Dalkey residents to fight ‘Costa del Sol’ style development

Bulloch Harbour plans compared to ‘sterilisation’ of Greystones waterfront

A major campaign is under way to stop what has been described as the 'Costa del Sol' style development at Bulloch Harbour in Dalkey, south Dublin.

On the eve of its 200th anniversary, the coastal inlet has been selected by developers for a commercial and residential scheme that would visually transform a postcard quay popular with fishermen and tourists.

The controversial plans have drawn the ire of local residents, more than 300 of whom crammed into a public meeting at the Fitzpatrick Castle Hotel in Killiney on Thursday to discuss mass opposition.

A 50-minute presentation described a harbour that has existed for hundreds of years and whose modern walls were constructed over just eight months in 1818.


In December, Bartra Capital Ltd, founded by developer Richard Barrett, filed a planning application that would see the replacement of a number of disused sheds with seven ground floor commercial units and six three-storey terraced dwellings,plus a further three houses to the rear.

"This development could be taken from the Costa del Sol. It's not Irish seaside architecture," said Susan McDonnell, chair of the Bulloch Harbour Preservation Association (BHPA), outlining the contentious plans.

Those in attendance groaned at a crude computer mock-up depicting dark buildings towering over the existing colourful harbour scene.

Greystones comparison

It was likened by speakers to the "sterilisation" of Greystones following its own recent harbour development, and to equally unpopular plans for apartments near the pier in Howth, across Dublin Bay.

“We are looking at not a site; we are looking at a piece of history,” said Des Burke Kennedy, another member of the BHPA who brought the meeting through a pictorial tour of the harbour over generations.

The proposed development on the former Western Marine site includes a café, community water sports facility and a relocated clubhouse. There would be five, three-storey 154sq m quayside residential units and one two-storey 89sq m unit with balconies and roof terraces.

Off-street parking for 11 cars to the rear and three three-storey detached five-bedroom dwellings at the back are also planned. There is a separate application for demolition and site clearance.

Lego set

“A child of three with a Lego set would come up with a better design than that,” said a man by the name of Bill who was born on the nearby Coliemore Road.

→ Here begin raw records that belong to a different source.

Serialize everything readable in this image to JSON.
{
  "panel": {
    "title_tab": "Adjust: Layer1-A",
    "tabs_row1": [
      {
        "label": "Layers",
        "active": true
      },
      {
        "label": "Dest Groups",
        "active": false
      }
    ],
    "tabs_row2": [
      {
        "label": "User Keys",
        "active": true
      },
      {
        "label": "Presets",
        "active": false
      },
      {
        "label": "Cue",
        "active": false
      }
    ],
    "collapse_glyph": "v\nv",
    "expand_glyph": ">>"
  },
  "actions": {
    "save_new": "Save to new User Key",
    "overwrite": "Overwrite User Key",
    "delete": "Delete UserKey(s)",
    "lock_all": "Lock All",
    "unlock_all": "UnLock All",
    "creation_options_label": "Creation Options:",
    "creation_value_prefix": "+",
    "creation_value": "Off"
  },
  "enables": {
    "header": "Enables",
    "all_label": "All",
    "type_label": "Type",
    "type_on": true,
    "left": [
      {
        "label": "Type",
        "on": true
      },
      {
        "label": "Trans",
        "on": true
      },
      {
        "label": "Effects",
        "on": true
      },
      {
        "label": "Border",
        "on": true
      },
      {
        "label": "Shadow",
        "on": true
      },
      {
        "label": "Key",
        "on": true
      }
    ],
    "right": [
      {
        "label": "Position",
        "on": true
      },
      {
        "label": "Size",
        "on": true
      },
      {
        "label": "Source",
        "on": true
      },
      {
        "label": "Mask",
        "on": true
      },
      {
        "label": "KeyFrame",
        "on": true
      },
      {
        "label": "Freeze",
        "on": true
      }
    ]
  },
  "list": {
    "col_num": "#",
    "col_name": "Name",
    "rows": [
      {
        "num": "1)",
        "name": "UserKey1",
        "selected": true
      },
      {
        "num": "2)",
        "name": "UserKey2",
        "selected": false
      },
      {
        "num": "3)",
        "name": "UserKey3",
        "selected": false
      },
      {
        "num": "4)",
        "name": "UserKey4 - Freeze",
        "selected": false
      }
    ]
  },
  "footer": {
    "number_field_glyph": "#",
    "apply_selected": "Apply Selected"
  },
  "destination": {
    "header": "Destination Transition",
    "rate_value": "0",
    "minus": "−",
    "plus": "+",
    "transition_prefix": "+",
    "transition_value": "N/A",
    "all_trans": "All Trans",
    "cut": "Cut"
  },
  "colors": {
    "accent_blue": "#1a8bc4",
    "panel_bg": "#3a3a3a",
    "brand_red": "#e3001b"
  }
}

Objections are expected to focus on the historic and cultural value of the area, excessive scale and height, as well as concerns regarding parking and access.

The meeting featured pictures of “giant waves”, one as high as 60 feet, crashing over the harbour, and the issue of winter flooding was raised.

Zoning on the site was changed in 2009 to ‘Objective W’ for the provision of waterfront development. The meeting heard the only part of the area that is protected is the quays.

“This is one of the last working harbours on the east coast and it is vital that we look after it,” said Ms McDonnell.

Those intent on fighting the plans were told to expect a prolonged campaign lasting more than a year and the expectation of seeking an oral hearing at An Bord Pleanála.

In response Gráinne Hollywood, director of construction and development at Bartra Capital said: “We chose a team of the highest quality and experience for this site to provide a scheme of development which after much consultation with various parties is, we believe, both respectful and enhancing of the harbour and the local environment.”